This hereditary disorder so far has been reported only in the Finnish population. It is manifest by recurrent attacks of inflammation affecting the cornea (windshield) of one or both eyes and only rarely results in significant vision loss.
Attacks begin in childhood (median age 11 years) and have been diagnosed in children as young as 3 years of age. They typically last for several days during which the eye is sensitive to light, somewhat painful, and appears red. The vision may be blurry and hazy during this time but usually returns to normal after the acute episode. These attacks can recur one to two times a year and generally resolve without permanent damage. The attacks become less severe and less frequent in older individuals. However, older individuals after many recurrences may have some scarring in the cornea which results in a mild reduction of vision on a permanent basis.
There are no general health problems consistently associated with the corneal disease.
A DNA change (mutation) has been identified in patients with this corneal disease. Parents with this disorder can transmit the mutation to their offspring with a 50% probability in an autosomal dominant pattern.
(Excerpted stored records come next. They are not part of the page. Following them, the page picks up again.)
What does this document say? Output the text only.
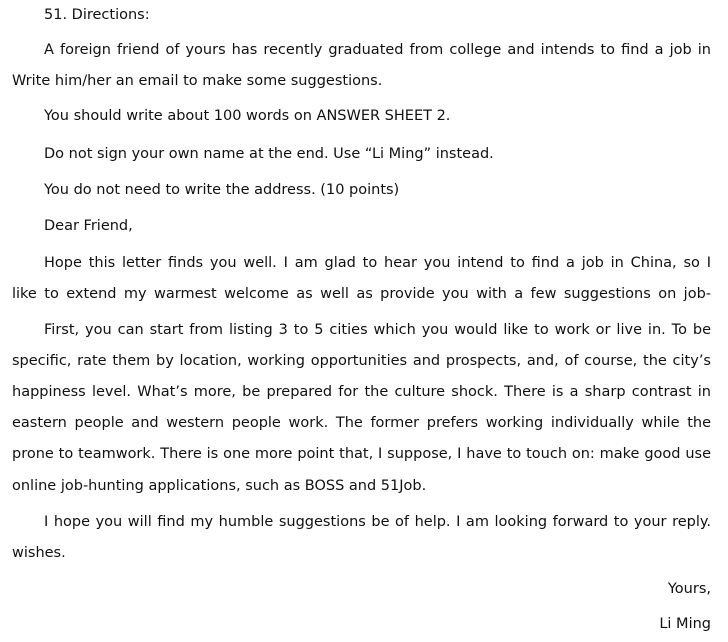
51. Directions:
A foreign friend of yours has recently graduated from college and intends to find a job in
Write him/her an email to make some suggestions.
You should write about 100 words on ANSWER SHEET 2.
Do not sign your own name at the end. Use “Li Ming” instead.
You do not need to write the address. (10 points)
Dear Friend,
Hope this letter finds you well. I am glad to hear you intend to find a job in China, so I
like to extend my warmest welcome as well as provide you with a few suggestions on job-
First, you can start from listing 3 to 5 cities which you would like to work or live in. To be
specific, rate them by location, working opportunities and prospects, and, of course, the city’s
happiness level. What’s more, be prepared for the culture shock. There is a sharp contrast in
eastern people and western people work. The former prefers working individually while the
prone to teamwork. There is one more point that, I suppose, I have to touch on: make good use
online job-hunting applications, such as BOSS and 51Job.
I hope you will find my humble suggestions be of help. I am looking forward to your reply.
wishes.
Yours,
Li Ming
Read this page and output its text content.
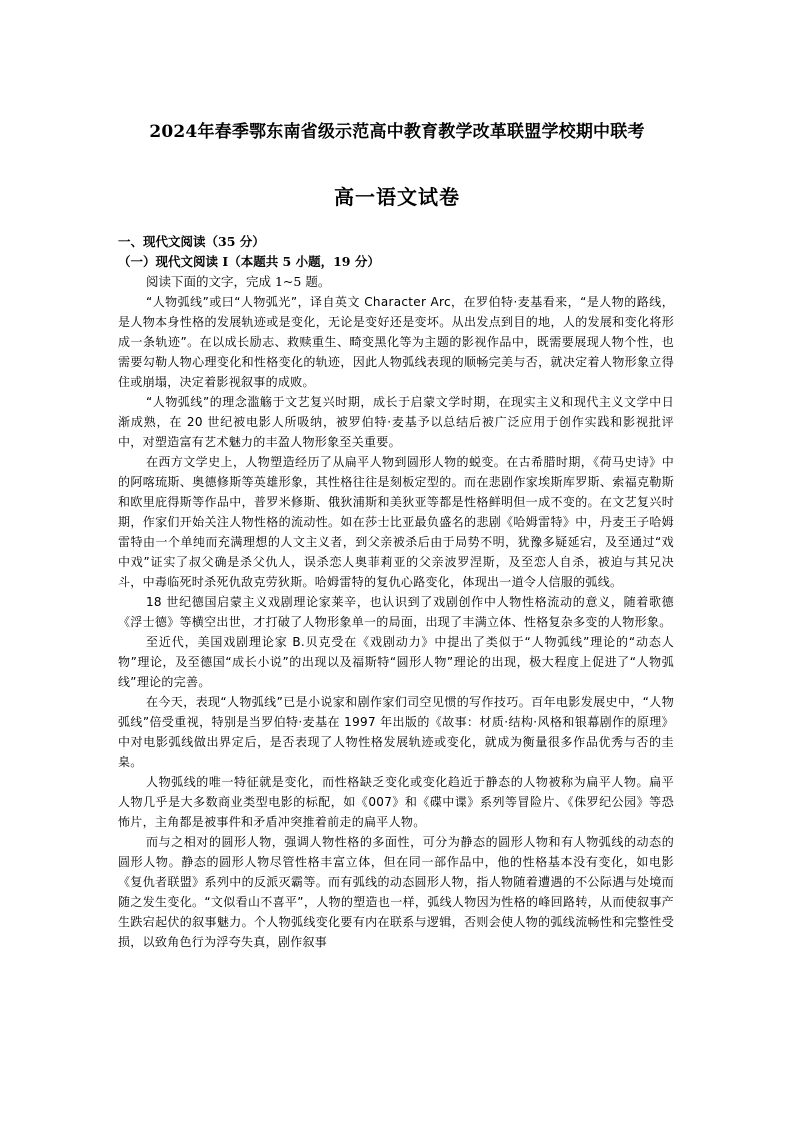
2024年春季鄂东南省级示范高中教育教学改革联盟学校期中联考
高一语文试卷

一、现代文阅读（35 分）

（一）现代文阅读 I（本题共 5 小题，19 分）

阅读下面的文字，完成 1~5 题。

“人物弧线”或曰“人物弧光”，译自英文 Character Arc，在罗伯特·麦基看来，“是人物的路线，是人物本身性格的发展轨迹或是变化，无论是变好还是变坏。从出发点到目的地，人的发展和变化将形成一条轨迹”。在以成长励志、救赎重生、畸变黑化等为主题的影视作品中，既需要展现人物个性，也需要勾勒人物心理变化和性格变化的轨迹，因此人物弧线表现的顺畅完美与否，就决定着人物形象立得住或崩塌，决定着影视叙事的成败。

“人物弧线”的理念滥觞于文艺复兴时期，成长于启蒙文学时期，在现实主义和现代主义文学中日渐成熟，在 20 世纪被电影人所吸纳，被罗伯特·麦基予以总结后被广泛应用于创作实践和影视批评中，对塑造富有艺术魅力的丰盈人物形象至关重要。

在西方文学史上，人物塑造经历了从扁平人物到圆形人物的蜕变。在古希腊时期，《荷马史诗》中的阿喀琉斯、奥德修斯等英雄形象，其性格往往是刻板定型的。而在悲剧作家埃斯库罗斯、索福克勒斯和欧里庇得斯等作品中，普罗米修斯、俄狄浦斯和美狄亚等都是性格鲜明但一成不变的。在文艺复兴时期，作家们开始关注人物性格的流动性。如在莎士比亚最负盛名的悲剧《哈姆雷特》中，丹麦王子哈姆雷特由一个单纯而充满理想的人文主义者，到父亲被杀后由于局势不明，犹豫多疑延宕，及至通过“戏中戏”证实了叔父确是杀父仇人，误杀恋人奥菲莉亚的父亲波罗涅斯，及至恋人自杀，被迫与其兄决斗，中毒临死时杀死仇敌克劳狄斯。哈姆雷特的复仇心路变化，体现出一道令人信服的弧线。

18 世纪德国启蒙主义戏剧理论家莱辛，也认识到了戏剧创作中人物性格流动的意义，随着歌德《浮士德》等横空出世，才打破了人物形象单一的局面，出现了丰满立体、性格复杂多变的人物形象。

至近代，美国戏剧理论家 B.贝克受在《戏剧动力》中提出了类似于“人物弧线”理论的“动态人物”理论，及至德国“成长小说”的出现以及福斯特“圆形人物”理论的出现，极大程度上促进了“人物弧线”理论的完善。

在今天，表现“人物弧线”已是小说家和剧作家们司空见惯的写作技巧。百年电影发展史中，“人物弧线”倍受重视，特别是当罗伯特·麦基在 1997 年出版的《故事：材质·结构·风格和银幕剧作的原理》中对电影弧线做出界定后，是否表现了人物性格发展轨迹或变化，就成为衡量很多作品优秀与否的圭臬。

人物弧线的唯一特征就是变化，而性格缺乏变化或变化趋近于静态的人物被称为扁平人物。扁平人物几乎是大多数商业类型电影的标配，如《007》和《碟中谍》系列等冒险片、《侏罗纪公园》等恐怖片，主角都是被事件和矛盾冲突推着前走的扁平人物。

而与之相对的圆形人物，强调人物性格的多面性，可分为静态的圆形人物和有人物弧线的动态的圆形人物。静态的圆形人物尽管性格丰富立体，但在同一部作品中，他的性格基本没有变化，如电影《复仇者联盟》系列中的反派灭霸等。而有弧线的动态圆形人物，指人物随着遭遇的不公际遇与处境而随之发生变化。“文似看山不喜平”，人物的塑造也一样，弧线人物因为性格的峰回路转，从而使叙事产生跌宕起伏的叙事魅力。个人物弧线变化要有内在联系与逻辑，否则会使人物的弧线流畅性和完整性受损，以致角色行为浮夸失真，剧作叙事
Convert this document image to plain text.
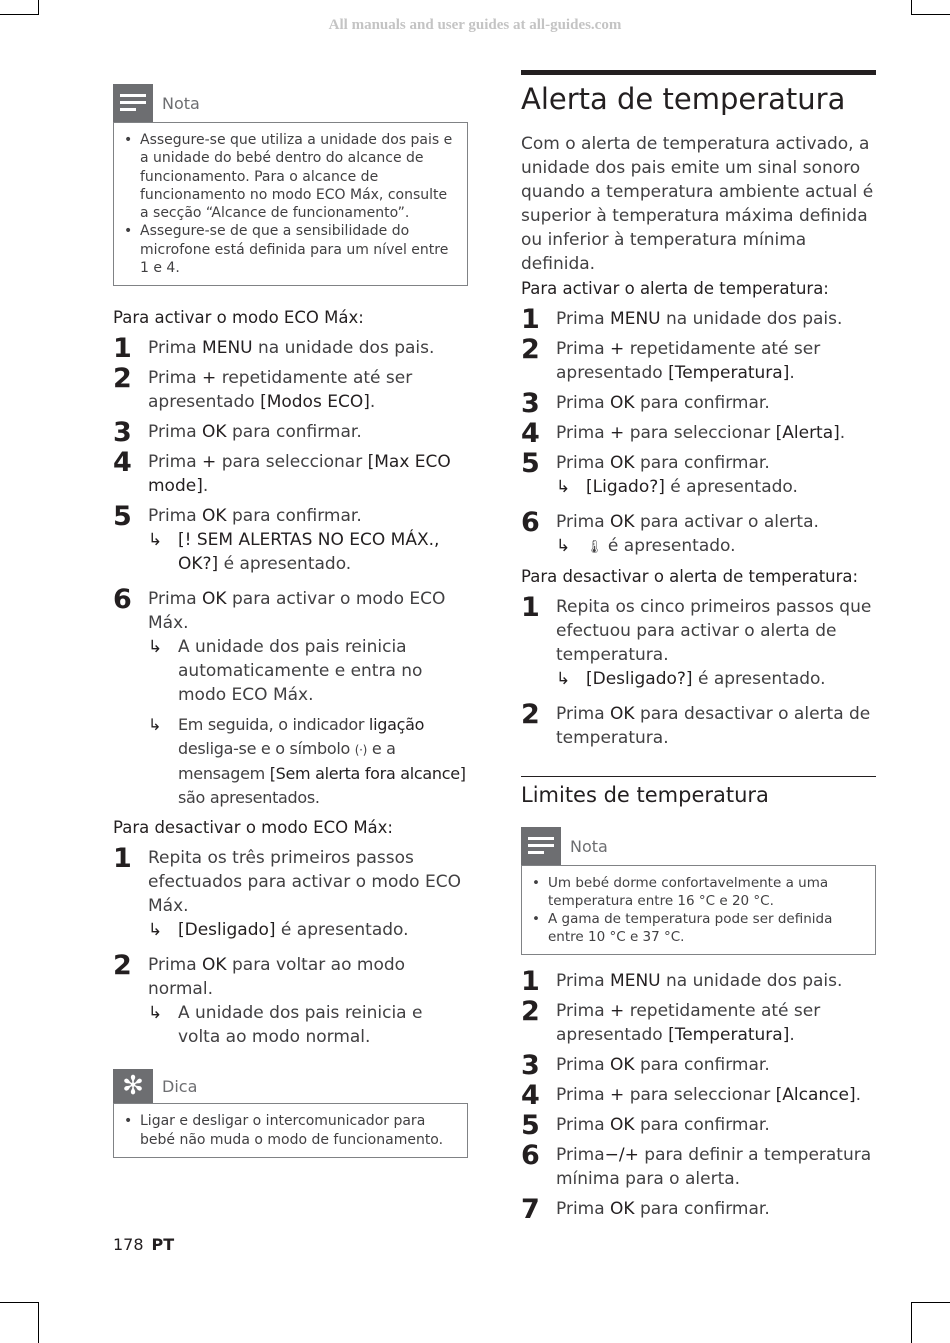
All manuals and user guides at all-guides.com
Nota
• Assegure-se que utiliza a unidade dos pais e a unidade do bebé dentro do alcance de funcionamento. Para o alcance de funcionamento no modo ECO Máx, consulte a secção “Alcance de funcionamento”.
• Assegure-se de que a sensibilidade do microfone está definida para um nível entre 1 e 4.

Para activar o modo ECO Máx:

1 Prima MENU na unidade dos pais.
2 Prima + repetidamente até ser apresentado [Modos ECO].
3 Prima OK para confirmar.
4 Prima + para seleccionar [Max ECO mode].
5 Prima OK para confirmar.
↳ [! SEM ALERTAS NO ECO MÁX., OK?] é apresentado.
6 Prima OK para activar o modo ECO Máx.
↳ A unidade dos pais reinicia automaticamente e entra no modo ECO Máx.
↳ Em seguida, o indicador ligação desliga-se e o símbolo (·) e a mensagem [Sem alerta fora alcance] são apresentados.

Para desactivar o modo ECO Máx:

1 Repita os três primeiros passos efectuados para activar o modo ECO Máx.
↳ [Desligado] é apresentado.
2 Prima OK para voltar ao modo normal.
↳ A unidade dos pais reinicia e volta ao modo normal.
✻	Dica
• Ligar e desligar o intercomunicador para bebé não muda o modo de funcionamento.
Alerta de temperatura

Com o alerta de temperatura activado, a unidade dos pais emite um sinal sonoro quando a temperatura ambiente actual é superior à temperatura máxima definida ou inferior à temperatura mínima definida.

Para activar o alerta de temperatura:

1 Prima MENU na unidade dos pais.
2 Prima + repetidamente até ser apresentado [Temperatura].
3 Prima OK para confirmar.
4 Prima + para seleccionar [Alerta].
5 Prima OK para confirmar.
↳ [Ligado?] é apresentado.
6 Prima OK para activar o alerta.
↳ 🌡 é apresentado.

Para desactivar o alerta de temperatura:

1 Repita os cinco primeiros passos que efectuou para activar o alerta de temperatura.
↳ [Desligado?] é apresentado.
2 Prima OK para desactivar o alerta de temperatura.
Limites de temperatura
Nota
• Um bebé dorme confortavelmente a uma temperatura entre 16 °C e 20 °C.
• A gama de temperatura pode ser definida entre 10 °C e 37 °C.
1 Prima MENU na unidade dos pais.
2 Prima + repetidamente até ser apresentado [Temperatura].
3 Prima OK para confirmar.
4 Prima + para seleccionar [Alcance].
5 Prima OK para confirmar.
6 Prima−/+ para definir a temperatura mínima para o alerta.
7 Prima OK para confirmar.
178 PT
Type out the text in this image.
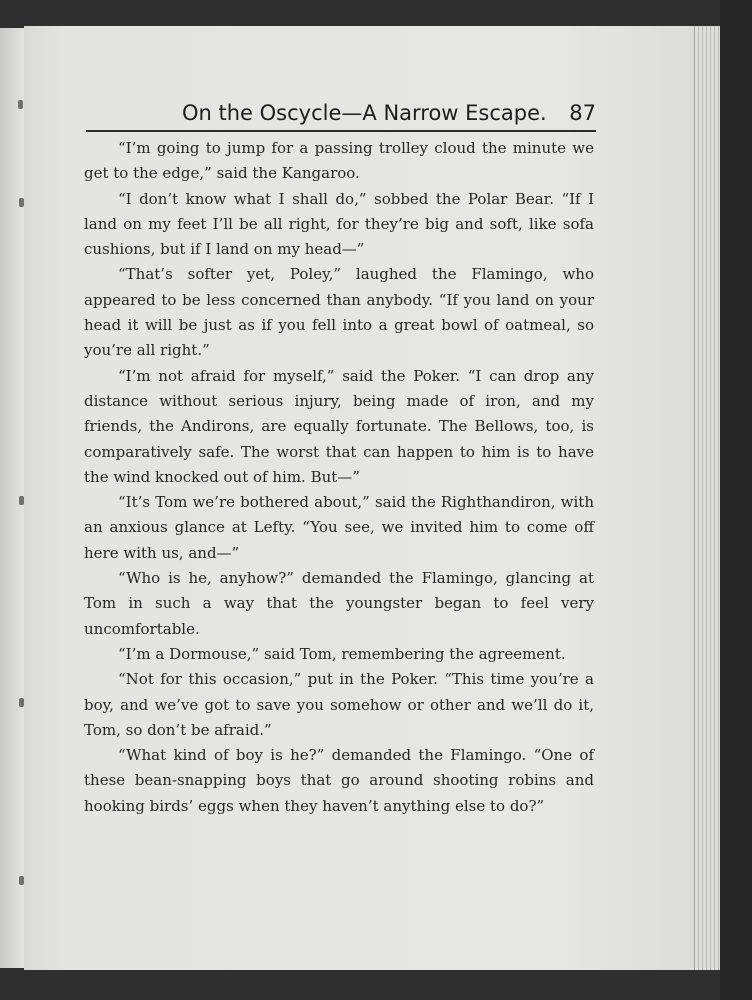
On the Oscycle—A Narrow Escape. 87

“I’m going to jump for a passing trolley cloud the minute we get to the edge,” said the Kangaroo.

“I don’t know what I shall do,” sobbed the Polar Bear. “If I land on my feet I’ll be all right, for they’re big and soft, like sofa cushions, but if I land on my head—”

“That’s softer yet, Poley,” laughed the Flamingo, who appeared to be less concerned than anybody. “If you land on your head it will be just as if you fell into a great bowl of oatmeal, so you’re all right.”

“I’m not afraid for myself,” said the Poker. “I can drop any distance without serious injury, being made of iron, and my friends, the Andirons, are equally fortunate. The Bellows, too, is comparatively safe. The worst that can happen to him is to have the wind knocked out of him. But—”

“It’s Tom we’re bothered about,” said the Righthandiron, with an anxious glance at Lefty. “You see, we invited him to come off here with us, and—”

“Who is he, anyhow?” demanded the Flamingo, glancing at Tom in such a way that the youngster began to feel very uncomfortable.

“I’m a Dormouse,” said Tom, remembering the agreement.

“Not for this occasion,” put in the Poker. “This time you’re a boy, and we’ve got to save you somehow or other and we’ll do it, Tom, so don’t be afraid.”

“What kind of boy is he?” demanded the Flamingo. “One of these bean-snapping boys that go around shooting robins and hooking birds’ eggs when they haven’t anything else to do?”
The diagnosis is made by an ophthalmologist based on a direct examination of the eye in children and young people during an acute episode of inflammation (or a direct gene test). The mild corneal scarring which may be present after midlife is nondiagnostic but can be helpful in large families in which the condition is known to occur.
No treatment has been reported to correct or present the disease but some patients have reported relief of symptoms with oral over-the-counter pain medicine such as aspirin or NSAIDs. Others have found the application of steroid medication directly to the eye to be helpful but this should only be done under the supervision of an eye doctor.